North America held the biggest market share since the region has an efficient medical infrastructure. Moreover, the rising occurrence of various chronic disorders among the masses is contributing to the growth of the market. For instance, in 2018, more than half (51.8%) of adults had at least one of ten diagnosed chronic conditions (arthritis, cancer, chronic obstructive pulmonary disease, coronary heart disease, current asthma, diabetes, hepatitis, hypertension, stroke, and weak or failing kidneys), while 27.2% of U.S. adults had multiple chronic conditions. Another contributing aspect is the growing adoption of robust technology infrastructure, including advanced computing capabilities, cloud computing resources, and data storage capacities in the healthcare sector.

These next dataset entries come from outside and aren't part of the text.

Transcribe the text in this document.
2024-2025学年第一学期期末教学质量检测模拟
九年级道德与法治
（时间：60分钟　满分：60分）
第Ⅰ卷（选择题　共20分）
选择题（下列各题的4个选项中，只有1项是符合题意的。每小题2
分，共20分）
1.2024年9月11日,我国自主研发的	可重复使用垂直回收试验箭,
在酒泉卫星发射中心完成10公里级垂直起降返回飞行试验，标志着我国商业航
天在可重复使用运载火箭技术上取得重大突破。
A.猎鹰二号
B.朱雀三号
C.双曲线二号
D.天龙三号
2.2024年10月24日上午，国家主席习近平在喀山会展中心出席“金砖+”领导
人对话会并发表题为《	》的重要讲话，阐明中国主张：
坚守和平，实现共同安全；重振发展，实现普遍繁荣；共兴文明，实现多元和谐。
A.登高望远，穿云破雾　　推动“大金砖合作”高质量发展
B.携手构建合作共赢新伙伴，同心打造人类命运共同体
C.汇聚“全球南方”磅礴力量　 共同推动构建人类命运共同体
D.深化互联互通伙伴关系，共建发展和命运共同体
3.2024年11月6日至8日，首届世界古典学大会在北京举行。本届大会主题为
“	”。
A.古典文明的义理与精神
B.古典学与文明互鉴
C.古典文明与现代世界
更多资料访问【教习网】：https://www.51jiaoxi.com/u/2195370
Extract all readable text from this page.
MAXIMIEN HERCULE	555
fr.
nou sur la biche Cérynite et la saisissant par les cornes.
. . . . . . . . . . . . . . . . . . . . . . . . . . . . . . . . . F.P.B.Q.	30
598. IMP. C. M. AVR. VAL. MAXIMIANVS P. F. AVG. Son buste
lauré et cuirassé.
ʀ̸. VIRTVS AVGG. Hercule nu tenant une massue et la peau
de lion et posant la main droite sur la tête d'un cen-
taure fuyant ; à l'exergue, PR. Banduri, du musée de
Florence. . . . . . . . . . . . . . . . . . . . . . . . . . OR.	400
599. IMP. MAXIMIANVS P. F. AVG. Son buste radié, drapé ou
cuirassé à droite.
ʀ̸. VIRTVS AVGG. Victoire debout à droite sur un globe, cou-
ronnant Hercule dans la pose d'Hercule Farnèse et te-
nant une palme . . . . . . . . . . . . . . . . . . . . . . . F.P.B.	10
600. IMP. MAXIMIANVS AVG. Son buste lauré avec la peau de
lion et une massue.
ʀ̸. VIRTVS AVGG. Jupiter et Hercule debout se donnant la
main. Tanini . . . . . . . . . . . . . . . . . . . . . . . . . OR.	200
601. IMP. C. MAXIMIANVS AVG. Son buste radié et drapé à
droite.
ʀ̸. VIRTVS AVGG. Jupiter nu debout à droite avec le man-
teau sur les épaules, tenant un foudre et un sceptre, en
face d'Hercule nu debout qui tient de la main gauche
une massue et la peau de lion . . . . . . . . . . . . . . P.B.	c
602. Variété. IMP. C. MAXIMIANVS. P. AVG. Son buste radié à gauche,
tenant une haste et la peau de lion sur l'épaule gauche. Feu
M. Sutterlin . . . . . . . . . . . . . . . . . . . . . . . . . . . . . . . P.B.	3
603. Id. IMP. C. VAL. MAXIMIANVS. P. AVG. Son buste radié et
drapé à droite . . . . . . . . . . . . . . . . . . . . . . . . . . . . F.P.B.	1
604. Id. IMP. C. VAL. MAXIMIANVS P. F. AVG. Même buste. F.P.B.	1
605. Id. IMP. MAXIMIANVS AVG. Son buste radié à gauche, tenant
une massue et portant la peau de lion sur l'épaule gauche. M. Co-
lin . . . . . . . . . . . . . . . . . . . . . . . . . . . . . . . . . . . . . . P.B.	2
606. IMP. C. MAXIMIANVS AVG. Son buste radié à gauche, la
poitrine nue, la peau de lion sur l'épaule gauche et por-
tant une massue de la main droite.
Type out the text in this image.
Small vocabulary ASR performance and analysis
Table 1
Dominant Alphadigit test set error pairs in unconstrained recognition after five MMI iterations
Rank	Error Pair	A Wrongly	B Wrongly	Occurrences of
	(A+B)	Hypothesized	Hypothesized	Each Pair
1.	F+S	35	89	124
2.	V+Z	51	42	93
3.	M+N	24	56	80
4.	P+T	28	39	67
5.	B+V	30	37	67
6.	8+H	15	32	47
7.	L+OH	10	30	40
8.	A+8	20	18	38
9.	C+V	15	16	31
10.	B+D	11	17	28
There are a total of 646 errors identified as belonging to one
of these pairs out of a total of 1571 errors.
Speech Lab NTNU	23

Key market players are investing in research operations to improve their AI capabilities. They are also allocating significant resources to develop new algorithms, models, and platforms that can enhance the accuracy, efficiency, and effectiveness of AI applications in healthcare. Top companies are expanding and diversifying their product portfolios to meet evolving market needs. They are also developing and launching new AI-powered solutions and platforms for various healthcare domains, including diagnostic imaging, clinical decision support, remote patient monitoring, genomics, and drug discovery. Leading companies are focusing on strategic partnerships and collaborations to enhance their market reach, access new customer segments, and leverage complementary technologies.